Vulnerability Description
wheel is a command line tool for manipulating Python wheel files, as defined in PEP 427. In versions 0.40.0 through 0.46.1, the unpack function is vulnerable to file permission modification through mishandling of file permissions after extraction. The logic blindly trusts the filename from the archive header for the chmod operation, even though the extraction process itself might have sanitized the path. Attackers can craft a malicious wheel file that, when unpacked, changes the permissions of critical system files (e.g., /etc/passwd, SSH keys, config files), allowing for Privilege Escalation or arbitrary code execution by modifying now-writable scripts. This issue has been fixed in version 0.46.2.
CVSS Score
HIGH
Affected Products
| Vendor | Product | Versions |
|---|---|---|
| Wheel Project | Wheel | >= 0.40.0, < 0.46.2 |
Related Weaknesses (CWE)
References
- https://github.com/pypa/wheel/commit/7a7d2de96b22a9adf9208afcc9547e1001569fefPatch
- https://github.com/pypa/wheel/releases/tag/0.46.2ProductRelease Notes
- https://github.com/pypa/wheel/security/advisories/GHSA-8rrh-rw8j-w5fxExploitMitigationVendor Advisory
FAQ
What is CVE-2026-24049?
CVE-2026-24049 is a vulnerability with a CVSS score of 7.1 (HIGH). wheel is a command line tool for manipulating Python wheel files, as defined in PEP 427. In versions 0.40.0 through 0.46.1, the unpack function is vulnerable to file permission modification through mi...

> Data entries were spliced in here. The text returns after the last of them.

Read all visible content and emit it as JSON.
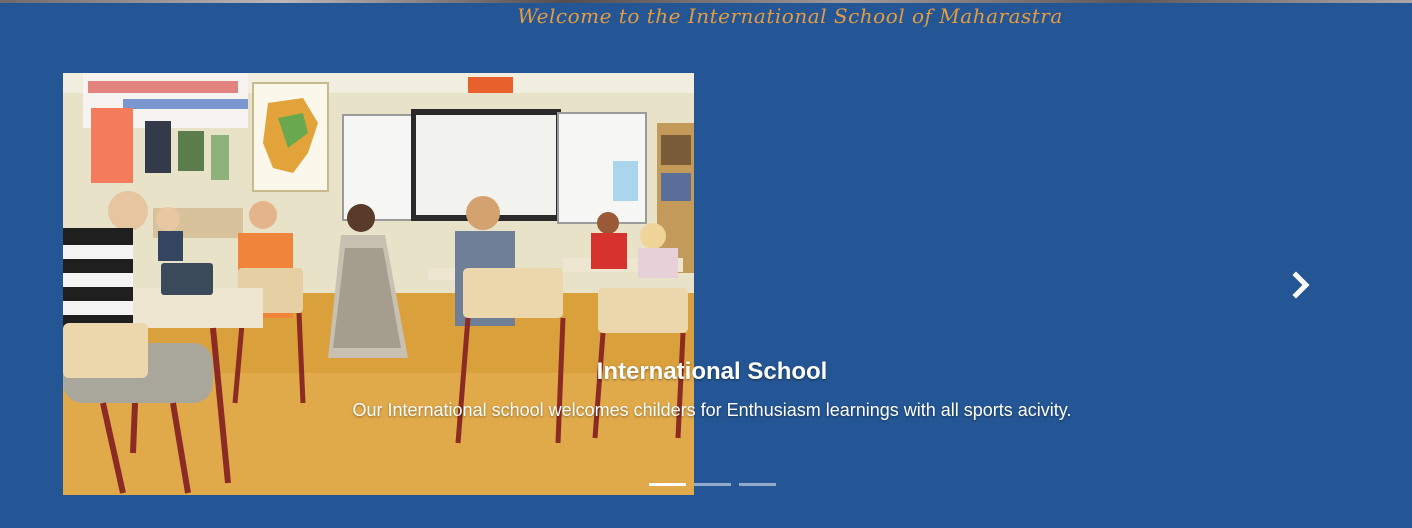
{
  "header": {
    "welcome_text": "Welcome to the International School of Maharastra"
  },
  "carousel": {
    "caption_title": "International School",
    "caption_text": "Our International school welcomes childers for Enthusiasm learnings with all sports acivity.",
    "slide_image_icon": "classroom-photo",
    "next_icon": "chevron-right-icon",
    "indicator_count": 3,
    "active_indicator": 1
  },
  "colors": {
    "background": "#245594",
    "welcome_text": "#e59b3f",
    "caption_text": "#ffffff"
  }
}
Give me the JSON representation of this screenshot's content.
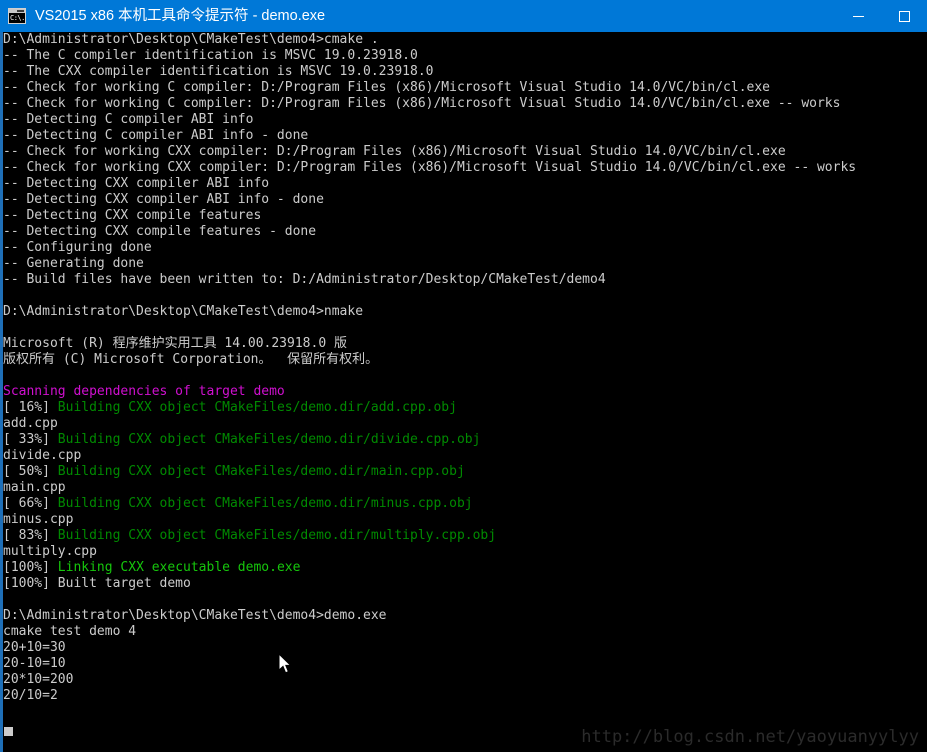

How severe is CVE-2026-24049?
CVE-2026-24049 has been rated HIGH with a CVSS base score of 7.1/10. Review the CVSS metrics above for detailed severity breakdown.
Is there a patch for CVE-2026-24049?
Check the references section above for vendor advisories and patch information. Affected products include: Wheel Project Wheel.